Awoke this morning with 2 things ~


For some reason this morning, I awoke from my deep sleep with 2 things racing through my mind. One is the families that the Lord has been blessing with us the last few weeks as Carol, Kyle and I have enjoyed spending time with at the swim meets. Tomorrow is the championship swim meet and we will sure be pool side cheering them on. But its more than that. Its time invested into relationships - friendships - and families coming together. The Lord is definitely moving people into our lives...but my guard of the old days is not up and the forces to protect myself and my family are not up. We are taking a risk - to let people in and let them in close because that is the only way to grow. Grow in so many areas and not just in our friendships. Today if you have 3 close people who you can talk too and really share you heart with - You are blessed. I want to say Lucky - but luck has nothing to do with it. BLESSED comes from the Lord and blessed is the person who has 3 great friendships in their life. I am investing my time and energies into people. Jesus invested everything He had into people. Sure He paid the price when people turned on Him and we risk that as well. But "IF" we never venture out of our comfort zone and reach our hands out - we will be alone one day and how sad that would be. The greatest blessings I am experiencing in my "Walk" with Jesus has taken place in the last few years~ and those blessings have come in PEOPLE. Its one reason why I serve my church with the passion and the energy - not because I will get noticed but because I am serving God. Its not about the paycheck but because I am investing my time and money into changing lives - all I am doing is serving to set the stage - so that - that someone who walks through the doors at church, who may be on their last hair in life, their last dollar or at the end of the marriage ropes - can experience Jesus. It takes many things and many folks to make that happen but I am going to do my part. The folks that are coming to church now - many are folks Carol, Kyle and I have invested time with and time praying for. There is nothing more awesome than seeing them each week coming on their own now. KNOWING- they get it and maybe just one day they will experience God like I have the last few years. I know many of them are right now.... and I am blessed to be able to see the comfort in their faces and in their hearts. There is a real difference in folks - when we experience Jesus and He has control.

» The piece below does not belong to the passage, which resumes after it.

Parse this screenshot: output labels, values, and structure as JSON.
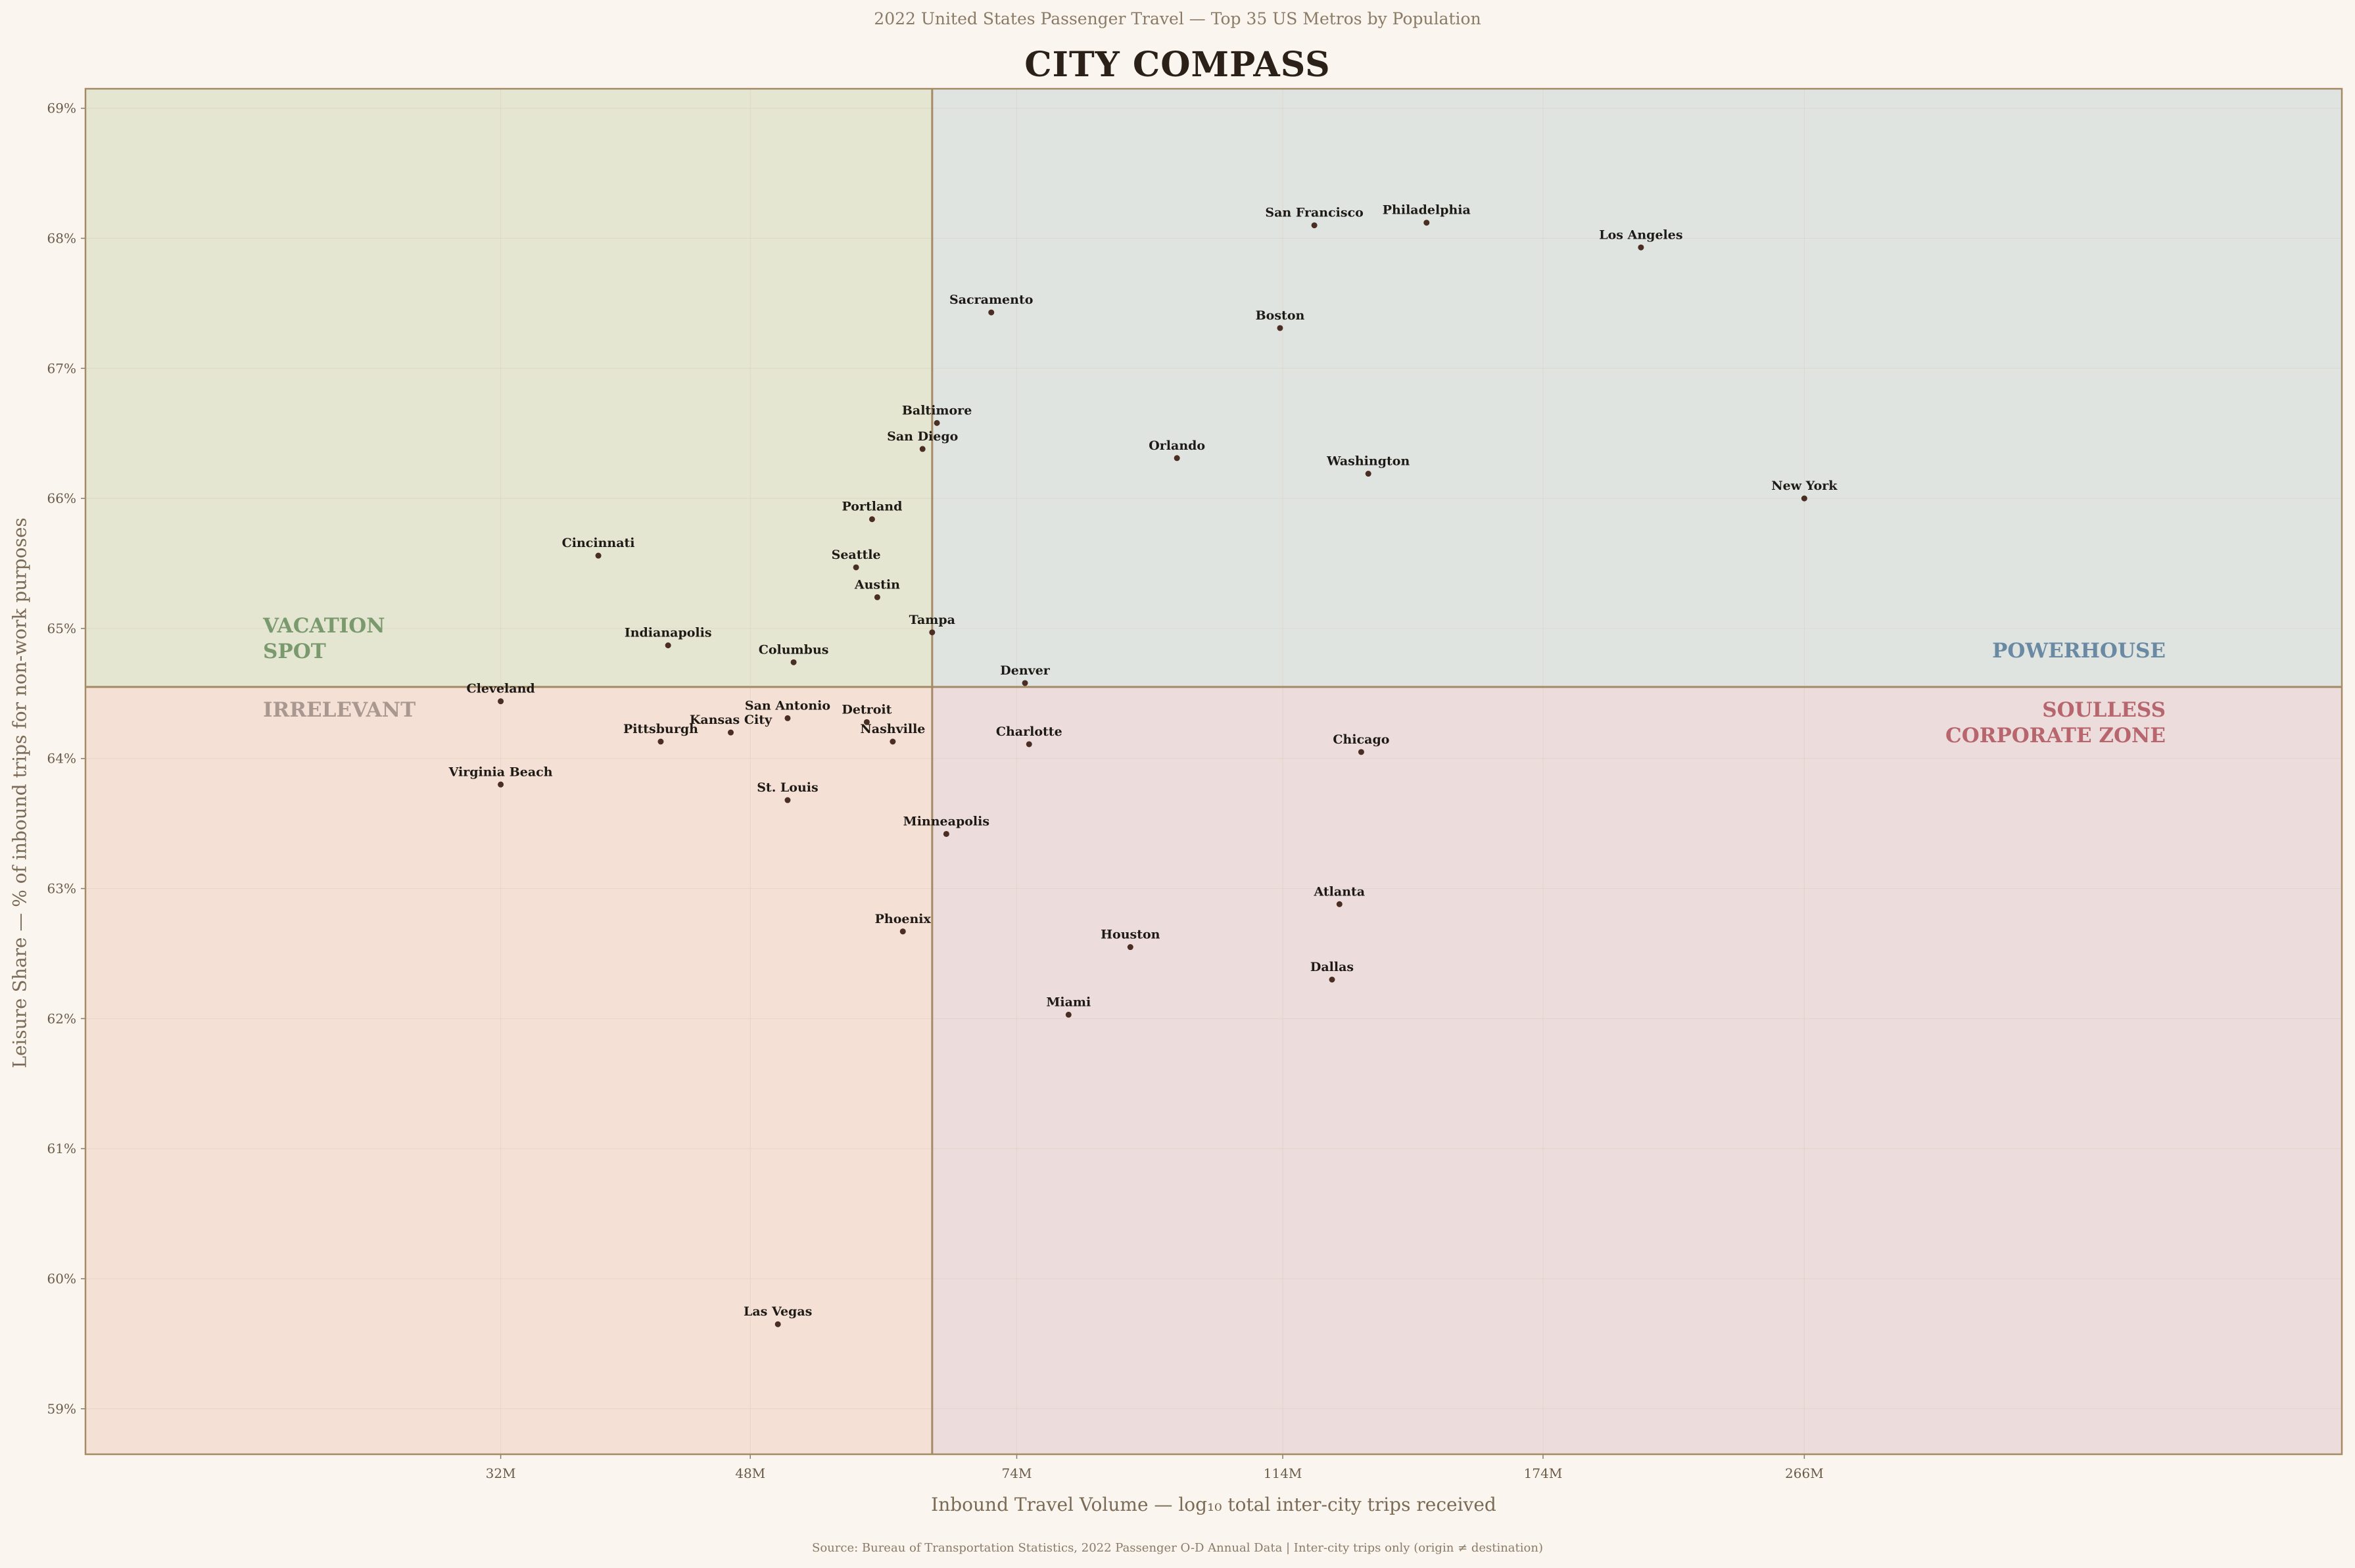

The second thing on my mind this morning was my mom. How I wish I could be sharing this time with her. Imagine with me sitting at the old house near the pond Sharon - sitting there passing the time, laughing and talking - watching the family fish and laugh. There were some of those memories but not enough of them. Sitting at the beach on the rocking chairs on that front porch listening to the waves and enjoying the sun warm our faces - even in November! So much to share but seems I have either forgotten or we never took the time to make enough of them happen. Time spent together - serving each other and sharing. Maybe that is one reason I spent so much time this past year in the classroom with my son. That invested time is paying dividends beyond anything I could ever imagine.
My schedule seems so full the last few weeks - but I know I am serving in the right places - investing in the right relationships and reaching folks for Jesus.
Everyone in life has a path to chose and follow.... I have finally found mine and I tell ya - Life is good. Life has meaning. Life has purpose. Life has joy. Life has direction. Life is with Jesus.